Le gouvernement français limite ces tirages à huit exemplaires auxquels peuvent s'ajouter quatre épreuves d'artiste.
On retrouve sur le marché plusieurs variations d'échelle d'un même modèle de sculpture. A ce sujet, la législation française se réfère au projet original de l'artiste et considère comme œuvres d'art originales les exemplaires dont l'échelle correspond à la volonté première de l'artiste quant à la version finale de l'oeuvre.
Bonjour,
Votre question porte sur la notion d'oeuvre originale pour les sculptures produites en multiples.
A ce titre vous prenez l'exemple de la première statue en bronze d'Auguste Rodin de 1877 L'Âge d'airain présente dans plusieurs musées, dont celui des Beaux-Arts de Lyon qui en conserve deux modèles de tailles différentes.
LA NOTION DE MULTIPLE EN ART
Le mot "multiple" a deux définitions dans le domaine des arts.
Au sens large, le multiple est une œuvre d'art qui remplit les trois conditions suivantes : être réalisée en plusieurs exemplaires identiques, de façon artisanale, et en utilisant une matrice unique.
Le terme a aussi une définition plus stricte pour le droit français : un nombre d'exemplaire limité peut être qualifiée d'œuvre d'art originale et au delà de ce nombre, chaque exemplaire s’appellera multiple et sera considéré non plus comme une œuvre d'art mais comme un objet d'usage.
Je vous invite à consulter une réponse antérieure du Guichet du Savoir au sujet du multiple et de la reproduction en art.

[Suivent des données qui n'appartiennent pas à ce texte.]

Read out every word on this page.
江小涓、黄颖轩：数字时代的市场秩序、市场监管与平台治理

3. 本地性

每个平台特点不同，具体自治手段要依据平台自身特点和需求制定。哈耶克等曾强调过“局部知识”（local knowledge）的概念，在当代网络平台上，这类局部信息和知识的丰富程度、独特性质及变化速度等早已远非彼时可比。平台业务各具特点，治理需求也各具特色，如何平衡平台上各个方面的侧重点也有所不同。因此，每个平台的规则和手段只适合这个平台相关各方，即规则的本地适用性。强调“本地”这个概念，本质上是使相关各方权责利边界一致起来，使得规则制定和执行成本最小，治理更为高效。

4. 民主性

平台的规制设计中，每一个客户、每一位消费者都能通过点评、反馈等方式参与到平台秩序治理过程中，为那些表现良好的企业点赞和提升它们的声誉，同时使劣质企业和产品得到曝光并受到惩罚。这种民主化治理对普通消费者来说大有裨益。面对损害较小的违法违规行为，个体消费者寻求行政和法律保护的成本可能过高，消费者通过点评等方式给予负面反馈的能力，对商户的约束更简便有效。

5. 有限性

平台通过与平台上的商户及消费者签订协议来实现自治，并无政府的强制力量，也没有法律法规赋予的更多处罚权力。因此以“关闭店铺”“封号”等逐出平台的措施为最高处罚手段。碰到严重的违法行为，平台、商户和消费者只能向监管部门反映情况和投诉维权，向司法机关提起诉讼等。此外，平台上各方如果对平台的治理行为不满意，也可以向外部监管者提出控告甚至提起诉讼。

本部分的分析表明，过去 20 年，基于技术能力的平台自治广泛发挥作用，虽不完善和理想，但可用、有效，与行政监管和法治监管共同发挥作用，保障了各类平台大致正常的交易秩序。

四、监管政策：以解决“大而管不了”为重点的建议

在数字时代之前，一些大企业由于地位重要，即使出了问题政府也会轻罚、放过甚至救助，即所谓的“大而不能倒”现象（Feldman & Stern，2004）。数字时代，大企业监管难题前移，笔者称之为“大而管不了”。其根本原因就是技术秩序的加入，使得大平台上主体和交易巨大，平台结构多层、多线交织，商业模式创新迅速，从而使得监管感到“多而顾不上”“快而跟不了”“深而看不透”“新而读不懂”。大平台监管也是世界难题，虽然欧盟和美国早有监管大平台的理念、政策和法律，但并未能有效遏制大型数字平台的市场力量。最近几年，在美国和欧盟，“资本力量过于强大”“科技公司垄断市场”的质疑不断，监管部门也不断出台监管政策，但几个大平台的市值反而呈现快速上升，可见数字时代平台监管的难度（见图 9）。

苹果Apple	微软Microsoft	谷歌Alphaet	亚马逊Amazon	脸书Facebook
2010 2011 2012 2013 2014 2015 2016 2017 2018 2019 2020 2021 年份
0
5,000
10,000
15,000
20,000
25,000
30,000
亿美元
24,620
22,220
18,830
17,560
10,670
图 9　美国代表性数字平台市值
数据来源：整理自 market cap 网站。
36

LA QUESTION DE LA SCULPTURE ORIGINALE
En France, en matière de sculpture, sont considérées comme œuvres d'art originales les productions exécutées de la main de l'artiste ou les fontes à tirage limité dont la production est contrôlée par l'artiste.

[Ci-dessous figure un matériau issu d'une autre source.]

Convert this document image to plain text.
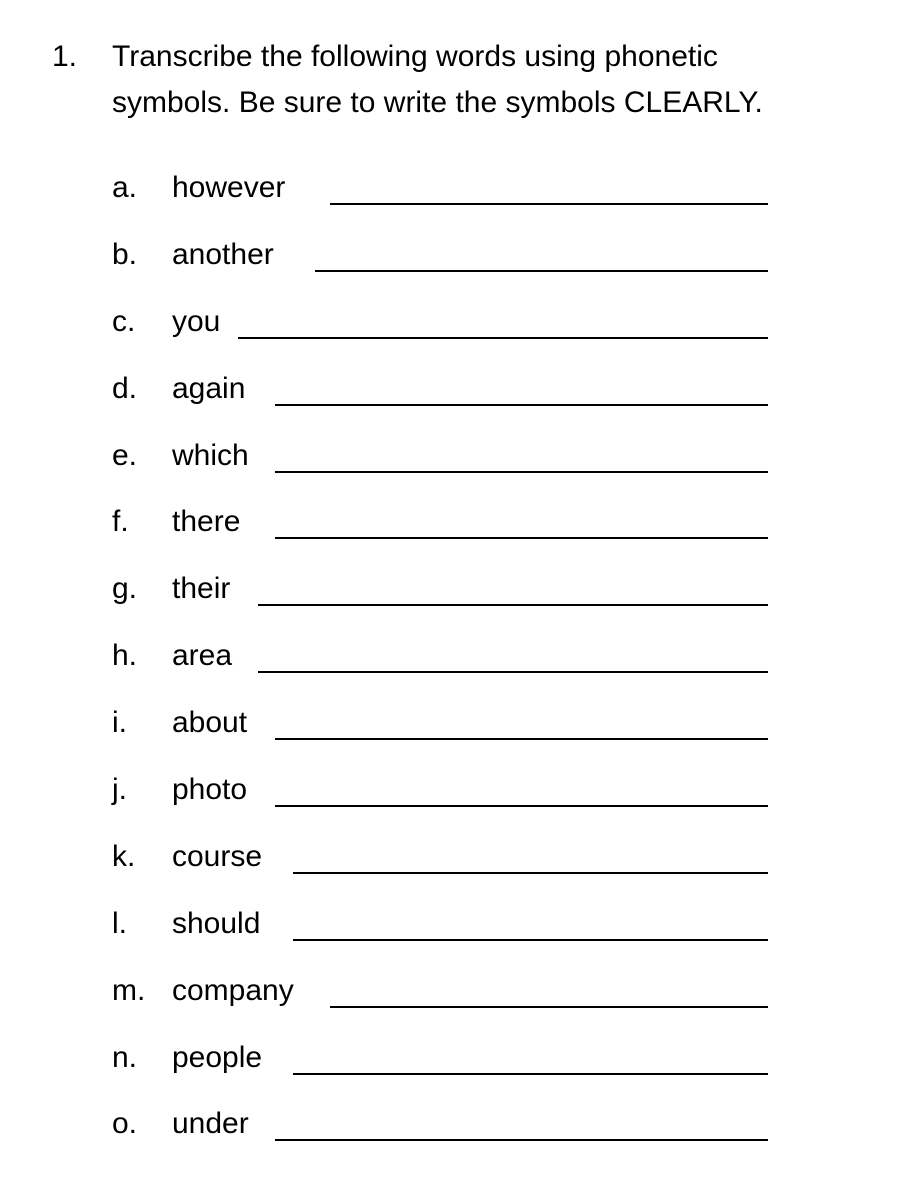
1. Transcribe the following words using phonetic
symbols. Be sure to write the symbols CLEARLY.
a. however
b. another
c. you
d. again
e. which
f. there
g. their
h. area
i. about
j. photo
k. course
l. should
m. company
n. people
o. under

C'est souvent le cas pour les bronzes -comme L'Âge d'airain de Rodin- qui par la nature même des procédés et techniques du prototype et du moulage se prêtent à la multiplicité.

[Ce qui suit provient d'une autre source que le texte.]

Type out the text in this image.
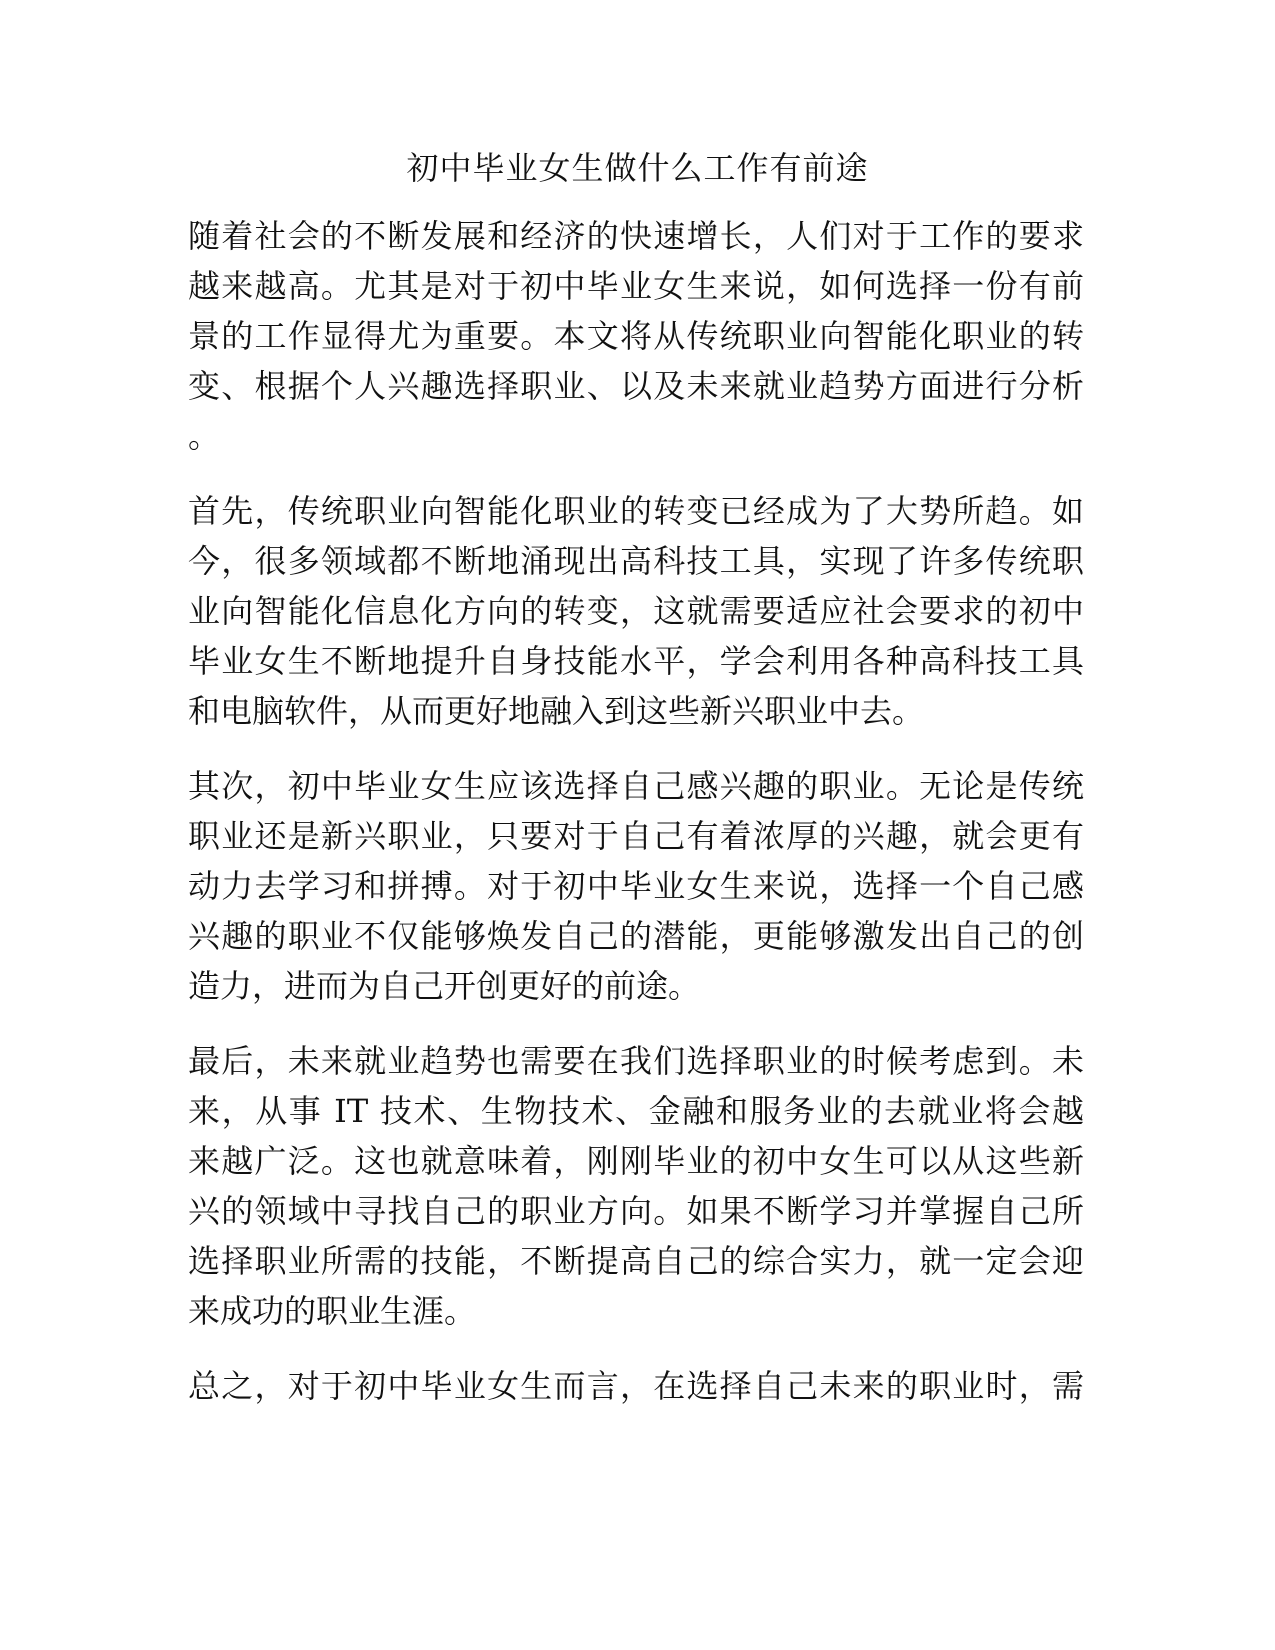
初中毕业女生做什么工作有前途
随着社会的不断发展和经济的快速增长，人们对于工作的要求
越来越高。尤其是对于初中毕业女生来说，如何选择一份有前
景的工作显得尤为重要。本文将从传统职业向智能化职业的转
变、根据个人兴趣选择职业、以及未来就业趋势方面进行分析
。
首先，传统职业向智能化职业的转变已经成为了大势所趋。如
今，很多领域都不断地涌现出高科技工具，实现了许多传统职
业向智能化信息化方向的转变，这就需要适应社会要求的初中
毕业女生不断地提升自身技能水平，学会利用各种高科技工具
和电脑软件，从而更好地融入到这些新兴职业中去。
其次，初中毕业女生应该选择自己感兴趣的职业。无论是传统
职业还是新兴职业，只要对于自己有着浓厚的兴趣，就会更有
动力去学习和拼搏。对于初中毕业女生来说，选择一个自己感
兴趣的职业不仅能够焕发自己的潜能，更能够激发出自己的创
造力，进而为自己开创更好的前途。
最后，未来就业趋势也需要在我们选择职业的时候考虑到。未
来，从事 IT 技术、生物技术、金融和服务业的去就业将会越
来越广泛。这也就意味着，刚刚毕业的初中女生可以从这些新
兴的领域中寻找自己的职业方向。如果不断学习并掌握自己所
选择职业所需的技能，不断提高自己的综合实力，就一定会迎
来成功的职业生涯。
总之，对于初中毕业女生而言，在选择自己未来的职业时，需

Le gouvernement français, par sa fiscalité, limite à huit exemplaires les tirages pouvant être considérés comme des tirages d’œuvres d'art originales. Peuvent s'y ajouter quatre exemplaires obligatoirement marqués "EA" (épreuve d'artiste).
Cette réglementation qui date de la fin des années 60 vient clarifier la définition d'une œuvre d'art originale par l'article 98 A du Code général des Impôts déclarant que "sont considérées comme œuvres d'art [...] fontes des sculpture à tirage limité à huit exemplaires maximum". De plus, l'exemplaire doit être numéroté et la tirage avoir été contrôlé par l'artiste ou ses ayants droits.
Vingt ans plus tard, le Syndicat Général des Fondeurs d'Art a édité un code déontologique qui autorise pour les œuvres d'art originales, quatre autres exemplaires appelés d'usage "épreuves d'artistes", numérotées comme telles et correspondant à des tirages personnels de l'artiste. La sculpture originale devra comporter la signature de l'artiste, le numéro du tirage et le cachet de la fonderie. L'artiste devant déclarer au moment de la réalisation de la première pièce si celle-ci est une pièce unique ou un multiple avec un nombre de tirages originaux.
Précisons que cette réglementation est française et qu'elle ne s'applique donc qu'au territoire français.
L'EXEMPLE DE LA SCULPTURE DE RODIN L'ÂGE D'AIRAIN EXPOSÉE DANS PLUSIEURS MUSÉES, DONT CELUI DES BEAUX-ARTS DE LYON
- Au musée des Beaux-Arts de Lyon, sont en effet exposées deux statues de L'Âge d'airain, la première étant une épreuve d'artiste, la seconde étant une réduction.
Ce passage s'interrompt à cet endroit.